Voice assistants work by selecting what they believe is the best answer to a searcher’s voice query through features on the search engine results page, for example.
Or they can help a searcher facilitate a task on a voice assisted-device through a Skill or Action. In both cases, the interaction between the voice assistant and the user is conversational.
It’s also important to understand that different search engines power different voice assistants. For example, Google, of course, powers Google Assistant and all its enabled devices. But Bing powers Amazon Alexa and devices like Echo (when something is not covered by a Skill).
Key Trends and Stats
Back in 2016, Google stated that 20% of searches (one in five) on Google’s mobile app and Android devices were voice queries. Newer data from Adobe shows that 48% of consumers are using voice assistants for general web search.
eMarketer predicts that by 2021, U.S. voice assistant users will reach about 123 million, and the number is growing each year.
Amazon Alexa is a leader. It’s supported by the highest number of devices (an estimated 60,000 according to Statista), including Echo, with a rapidly growing set of Skills.
Internet Trends 2019, Bond Capital
But Google Assistant is also widely used, as outlined here.

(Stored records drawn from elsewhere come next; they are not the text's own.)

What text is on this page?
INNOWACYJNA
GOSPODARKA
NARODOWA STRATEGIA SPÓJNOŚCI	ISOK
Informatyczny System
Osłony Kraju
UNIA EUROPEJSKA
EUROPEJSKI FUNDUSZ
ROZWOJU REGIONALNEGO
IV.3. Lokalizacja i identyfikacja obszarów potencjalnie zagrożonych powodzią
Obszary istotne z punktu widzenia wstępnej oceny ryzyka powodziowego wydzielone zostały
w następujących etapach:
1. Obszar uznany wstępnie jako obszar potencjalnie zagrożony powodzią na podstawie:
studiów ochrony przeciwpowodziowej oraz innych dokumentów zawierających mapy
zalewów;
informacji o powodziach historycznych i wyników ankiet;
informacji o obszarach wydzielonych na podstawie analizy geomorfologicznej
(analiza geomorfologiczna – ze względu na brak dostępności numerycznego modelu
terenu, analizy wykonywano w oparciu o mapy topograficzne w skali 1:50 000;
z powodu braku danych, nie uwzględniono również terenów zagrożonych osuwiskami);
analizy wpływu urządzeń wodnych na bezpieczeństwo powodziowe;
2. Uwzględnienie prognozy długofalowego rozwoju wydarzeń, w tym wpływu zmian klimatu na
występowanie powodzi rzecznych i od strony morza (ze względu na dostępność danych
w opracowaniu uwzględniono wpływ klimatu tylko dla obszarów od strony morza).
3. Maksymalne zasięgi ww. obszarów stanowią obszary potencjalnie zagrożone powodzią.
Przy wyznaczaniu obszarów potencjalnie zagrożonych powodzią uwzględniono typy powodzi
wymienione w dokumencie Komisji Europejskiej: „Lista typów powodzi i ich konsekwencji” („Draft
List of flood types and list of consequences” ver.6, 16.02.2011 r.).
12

Voice Search Benefits & Concerns
So what is the force behind the trend — why do people use voice search?
Voice search is about convenience. People say voice assistants improve their quality of life and save them time (according to Adobe data linked to earlier).
This happens whether they are using voice assistants on their smartphones (85% of the time) or in their car (31% of the time).
Adobe research via Search Engine Land
But privacy concerns could potentially hinder the adoption of voice technology. The Adobe data supports that as well as research from NPR and Microsoft.
- Eighty-one percent said their issue with voice technology was privacy concerns. (Adobe)
- Sixty-six percent say they don’t own a smart speaker because it’s always listening. (NPR)
- Forty-one percent of users reported concerns around trust, privacy and passive listening. (Microsoft)
Even with concerns about privacy, adoption is not expected to slow. Especially as the newer generations use technology on their terms.
Brands can position themselves to be more useful in a voice-search world by optimizing for voice queries. Be sure to read the how-to in my next post here.
As a CMO, if you are not discussing voice search in meetings, you are already behind.